今回の旅は資金が潤沢にあったわけではないのと、一回限りの長距離ライドを想定していたので、初心者が持っていない道具は何もかも借りて行っている。ゆえに雨に対する装備と心持ちが十分ではなかった。可能であれば、当然であるが十分満足いく装備を用意した方が快適な旅行ができるだろうし、雨の日は走らないという選択をすることも大切だ。

自転車旅行を終え、普段の生活に戻ると、旅行の体験が僕たちに多くの変化を与えたことを実感する。一番大きな変化は距離に対する価値観だ。最近、ふと思い立ち、自転車で片道37kmの博物館に行った。遠いという感想は抱かなかった。以前は5kmを超えると遠いという印象を持っていたが、今では数時間自転車を漕ぎ続けることへの抵抗がなくなり、30〜39kmをそんなに遠くない距離として認識するようになった。(40kmを超えると、さすがに遠い)

今後の活動

本記事の筆者である門田は今回の自転車旅行をきっかけに自転車の魅力に取りつかれた。自転車の、ちょうど良いスピードで粗くも細かくもない解像度で世界をスキャンしていく行為は独特の体験である。自然に対する恐怖、自然には勝てないこと、人間の身体的・精神的弱さも学んだ。

それゆえに自転車に関する活動は続ける予定である。現在考えている今後の活動予定は以下の4つである。

  • 瀬戸内海ライド
  • 野草散策ライド
  • 手漕ぎライド
  • 今回の自転車旅行のリベンジ

瀬戸内海ライドは、瀬戸内海の島々を自転車で遊覧しようという企画だ。今回の自転車旅行は目的地も時間も決まっていたゆえの、焦りと苦しさがあった。瀬戸内海ライドはそれとは打って変わり、観光目的でゆったりと走りたいという浅尾の意見から生まれた。

野草散策ライドは、筆者である門田の野草を食べたいという欲望から生まれた企画である。様々な場所の野草を自転車で移動しながら採取し、集めた野草は最後に調理して食べる。春頃の実行を予定している。

手漕ぎライドは、一般的な自転車のペダルを手で漕いだ場合、どれくらいの速度で進むのかという浅尾の疑問から生まれた企画である。

自転車旅行のリベンジは門田が言い出した。

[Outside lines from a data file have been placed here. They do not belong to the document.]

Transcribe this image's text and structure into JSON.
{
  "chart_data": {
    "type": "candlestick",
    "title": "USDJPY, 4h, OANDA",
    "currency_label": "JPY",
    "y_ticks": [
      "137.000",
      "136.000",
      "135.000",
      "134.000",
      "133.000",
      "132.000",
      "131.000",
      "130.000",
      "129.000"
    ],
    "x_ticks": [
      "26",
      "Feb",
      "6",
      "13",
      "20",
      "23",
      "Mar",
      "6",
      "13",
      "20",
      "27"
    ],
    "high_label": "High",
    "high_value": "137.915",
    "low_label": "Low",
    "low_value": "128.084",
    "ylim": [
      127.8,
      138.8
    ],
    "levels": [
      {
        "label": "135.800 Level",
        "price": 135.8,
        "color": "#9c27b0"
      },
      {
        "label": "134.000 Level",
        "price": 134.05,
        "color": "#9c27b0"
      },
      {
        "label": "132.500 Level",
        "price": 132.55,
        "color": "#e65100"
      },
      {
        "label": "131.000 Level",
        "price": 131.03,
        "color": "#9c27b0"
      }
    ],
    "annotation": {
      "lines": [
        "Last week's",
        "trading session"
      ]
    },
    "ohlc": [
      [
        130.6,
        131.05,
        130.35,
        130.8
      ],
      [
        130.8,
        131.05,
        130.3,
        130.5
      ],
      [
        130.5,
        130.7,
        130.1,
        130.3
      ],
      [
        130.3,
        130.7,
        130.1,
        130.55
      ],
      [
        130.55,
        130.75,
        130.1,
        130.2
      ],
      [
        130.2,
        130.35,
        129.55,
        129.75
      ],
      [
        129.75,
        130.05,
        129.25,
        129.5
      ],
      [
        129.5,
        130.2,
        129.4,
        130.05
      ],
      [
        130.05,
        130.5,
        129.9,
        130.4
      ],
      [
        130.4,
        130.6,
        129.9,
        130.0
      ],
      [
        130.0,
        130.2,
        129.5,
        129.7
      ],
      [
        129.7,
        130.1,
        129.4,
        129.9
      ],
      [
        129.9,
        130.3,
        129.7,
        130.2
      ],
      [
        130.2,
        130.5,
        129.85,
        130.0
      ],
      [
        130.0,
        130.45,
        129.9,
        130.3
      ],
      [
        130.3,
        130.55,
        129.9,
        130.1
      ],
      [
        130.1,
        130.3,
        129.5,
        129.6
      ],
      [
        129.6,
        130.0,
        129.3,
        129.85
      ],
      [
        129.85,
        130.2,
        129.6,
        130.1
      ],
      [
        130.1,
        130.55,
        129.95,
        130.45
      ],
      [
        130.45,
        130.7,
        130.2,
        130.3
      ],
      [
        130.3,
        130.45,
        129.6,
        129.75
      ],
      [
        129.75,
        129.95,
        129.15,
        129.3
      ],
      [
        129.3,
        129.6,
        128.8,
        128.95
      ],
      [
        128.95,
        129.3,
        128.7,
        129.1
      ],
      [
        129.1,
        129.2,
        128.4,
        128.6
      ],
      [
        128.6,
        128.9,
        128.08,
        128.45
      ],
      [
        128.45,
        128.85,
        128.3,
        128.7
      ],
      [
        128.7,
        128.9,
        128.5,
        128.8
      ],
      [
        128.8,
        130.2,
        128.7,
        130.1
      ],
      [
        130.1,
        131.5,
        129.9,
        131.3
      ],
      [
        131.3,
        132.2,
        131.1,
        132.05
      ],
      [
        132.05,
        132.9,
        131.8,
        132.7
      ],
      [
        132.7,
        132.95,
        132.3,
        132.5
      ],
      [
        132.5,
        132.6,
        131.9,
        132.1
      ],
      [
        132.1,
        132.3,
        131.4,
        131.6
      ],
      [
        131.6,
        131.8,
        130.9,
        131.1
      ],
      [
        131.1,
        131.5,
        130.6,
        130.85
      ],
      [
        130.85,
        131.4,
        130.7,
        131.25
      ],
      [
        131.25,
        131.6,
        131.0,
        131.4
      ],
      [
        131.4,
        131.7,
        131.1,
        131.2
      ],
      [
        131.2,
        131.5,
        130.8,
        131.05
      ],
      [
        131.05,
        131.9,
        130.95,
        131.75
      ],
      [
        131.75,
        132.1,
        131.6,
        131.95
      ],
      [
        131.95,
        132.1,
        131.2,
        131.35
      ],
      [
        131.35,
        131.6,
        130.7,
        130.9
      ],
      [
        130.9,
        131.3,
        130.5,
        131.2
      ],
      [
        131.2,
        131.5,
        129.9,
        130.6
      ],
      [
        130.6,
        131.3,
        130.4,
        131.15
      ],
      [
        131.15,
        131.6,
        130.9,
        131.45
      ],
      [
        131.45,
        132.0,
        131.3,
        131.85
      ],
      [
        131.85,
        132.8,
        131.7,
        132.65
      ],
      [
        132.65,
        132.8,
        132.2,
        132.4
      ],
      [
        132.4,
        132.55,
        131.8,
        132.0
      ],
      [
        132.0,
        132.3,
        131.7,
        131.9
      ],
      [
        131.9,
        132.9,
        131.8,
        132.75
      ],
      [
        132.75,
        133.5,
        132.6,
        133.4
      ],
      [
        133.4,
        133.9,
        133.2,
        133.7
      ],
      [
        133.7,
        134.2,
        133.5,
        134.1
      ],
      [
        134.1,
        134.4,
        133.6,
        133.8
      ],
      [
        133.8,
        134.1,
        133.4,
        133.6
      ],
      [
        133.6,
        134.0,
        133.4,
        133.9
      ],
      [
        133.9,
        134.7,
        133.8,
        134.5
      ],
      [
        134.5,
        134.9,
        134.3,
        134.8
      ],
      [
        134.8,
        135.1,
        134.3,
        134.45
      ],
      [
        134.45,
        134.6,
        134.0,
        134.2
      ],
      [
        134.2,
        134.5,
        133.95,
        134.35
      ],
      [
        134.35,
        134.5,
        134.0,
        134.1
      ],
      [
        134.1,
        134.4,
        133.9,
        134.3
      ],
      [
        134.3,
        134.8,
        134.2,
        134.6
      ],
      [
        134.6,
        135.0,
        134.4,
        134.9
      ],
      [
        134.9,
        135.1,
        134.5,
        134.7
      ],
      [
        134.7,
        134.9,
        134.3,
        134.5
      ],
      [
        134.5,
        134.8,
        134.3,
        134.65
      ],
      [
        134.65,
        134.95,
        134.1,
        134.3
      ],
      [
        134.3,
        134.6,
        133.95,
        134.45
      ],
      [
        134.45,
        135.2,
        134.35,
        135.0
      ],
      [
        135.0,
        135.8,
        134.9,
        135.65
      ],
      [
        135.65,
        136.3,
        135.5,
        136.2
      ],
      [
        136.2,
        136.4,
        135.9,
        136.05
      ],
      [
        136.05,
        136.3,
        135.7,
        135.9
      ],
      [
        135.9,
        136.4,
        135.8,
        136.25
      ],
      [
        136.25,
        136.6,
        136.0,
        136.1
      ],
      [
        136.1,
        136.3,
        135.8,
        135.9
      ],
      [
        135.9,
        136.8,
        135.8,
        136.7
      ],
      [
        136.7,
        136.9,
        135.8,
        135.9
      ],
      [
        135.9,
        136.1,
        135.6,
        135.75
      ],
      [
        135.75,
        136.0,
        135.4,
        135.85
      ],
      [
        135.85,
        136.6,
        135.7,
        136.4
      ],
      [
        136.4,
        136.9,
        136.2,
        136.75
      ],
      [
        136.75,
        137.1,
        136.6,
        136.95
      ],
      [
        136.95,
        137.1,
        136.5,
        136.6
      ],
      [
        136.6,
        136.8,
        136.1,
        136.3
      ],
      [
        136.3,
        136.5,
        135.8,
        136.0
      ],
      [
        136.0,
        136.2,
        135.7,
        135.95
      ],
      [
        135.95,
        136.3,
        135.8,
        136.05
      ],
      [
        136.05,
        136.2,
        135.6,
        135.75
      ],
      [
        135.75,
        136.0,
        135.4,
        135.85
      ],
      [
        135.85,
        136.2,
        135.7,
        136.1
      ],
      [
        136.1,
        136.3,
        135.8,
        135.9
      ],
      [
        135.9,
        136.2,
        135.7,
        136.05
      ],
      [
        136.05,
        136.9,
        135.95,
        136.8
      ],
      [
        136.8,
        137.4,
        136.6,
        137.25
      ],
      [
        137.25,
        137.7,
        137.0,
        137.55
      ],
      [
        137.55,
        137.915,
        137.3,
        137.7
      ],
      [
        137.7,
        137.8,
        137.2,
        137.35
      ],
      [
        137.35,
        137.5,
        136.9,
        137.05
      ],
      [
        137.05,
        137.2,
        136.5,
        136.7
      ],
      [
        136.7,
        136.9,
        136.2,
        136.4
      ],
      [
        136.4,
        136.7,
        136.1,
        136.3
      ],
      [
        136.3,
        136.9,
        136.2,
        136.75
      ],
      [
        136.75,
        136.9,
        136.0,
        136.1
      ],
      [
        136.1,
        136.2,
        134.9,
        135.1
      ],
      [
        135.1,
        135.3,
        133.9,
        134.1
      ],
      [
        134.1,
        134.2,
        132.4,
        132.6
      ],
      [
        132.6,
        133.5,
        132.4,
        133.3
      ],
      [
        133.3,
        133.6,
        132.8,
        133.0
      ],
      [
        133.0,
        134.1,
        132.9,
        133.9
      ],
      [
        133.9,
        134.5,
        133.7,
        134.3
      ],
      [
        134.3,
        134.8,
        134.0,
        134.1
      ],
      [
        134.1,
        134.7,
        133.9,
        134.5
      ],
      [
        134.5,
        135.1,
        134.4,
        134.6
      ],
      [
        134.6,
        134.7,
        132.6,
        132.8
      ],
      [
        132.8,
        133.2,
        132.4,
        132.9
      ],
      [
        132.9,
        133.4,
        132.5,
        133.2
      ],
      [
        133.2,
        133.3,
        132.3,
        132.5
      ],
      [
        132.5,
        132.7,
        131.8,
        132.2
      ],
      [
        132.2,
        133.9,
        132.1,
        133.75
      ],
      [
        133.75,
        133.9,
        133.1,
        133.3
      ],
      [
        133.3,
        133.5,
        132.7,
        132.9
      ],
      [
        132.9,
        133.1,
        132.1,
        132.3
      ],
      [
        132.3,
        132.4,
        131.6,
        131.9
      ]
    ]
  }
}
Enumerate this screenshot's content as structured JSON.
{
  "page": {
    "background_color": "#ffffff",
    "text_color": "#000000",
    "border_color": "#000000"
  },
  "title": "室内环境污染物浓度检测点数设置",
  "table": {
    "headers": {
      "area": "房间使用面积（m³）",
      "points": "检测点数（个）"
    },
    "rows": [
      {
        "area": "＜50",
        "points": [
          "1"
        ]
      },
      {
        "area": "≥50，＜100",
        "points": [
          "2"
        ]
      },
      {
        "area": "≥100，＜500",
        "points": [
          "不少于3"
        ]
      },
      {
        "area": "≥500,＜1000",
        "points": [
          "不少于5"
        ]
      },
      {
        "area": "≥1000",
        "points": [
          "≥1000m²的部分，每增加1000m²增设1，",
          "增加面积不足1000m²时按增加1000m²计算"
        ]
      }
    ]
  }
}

浅尾はもうやりたくないと言っていたので、門田だけで敢行する可能性がある。(十分な資金と時間があれば)

このうちのいづれかを今後また、記事にしたいと考えている。以上で大垣〜新潟470kmロングライドの報告を完了する。

記事全体の構成は、準備編、1日目、2日目、3日目、4日目(振り返り+まとめ)の5つからなる。

ご覧頂きありがとうございました。

P.S. 赤松先生には旅行の助言から道具の貸し出しまで様々な協力をして頂きました。感謝を申し上げます。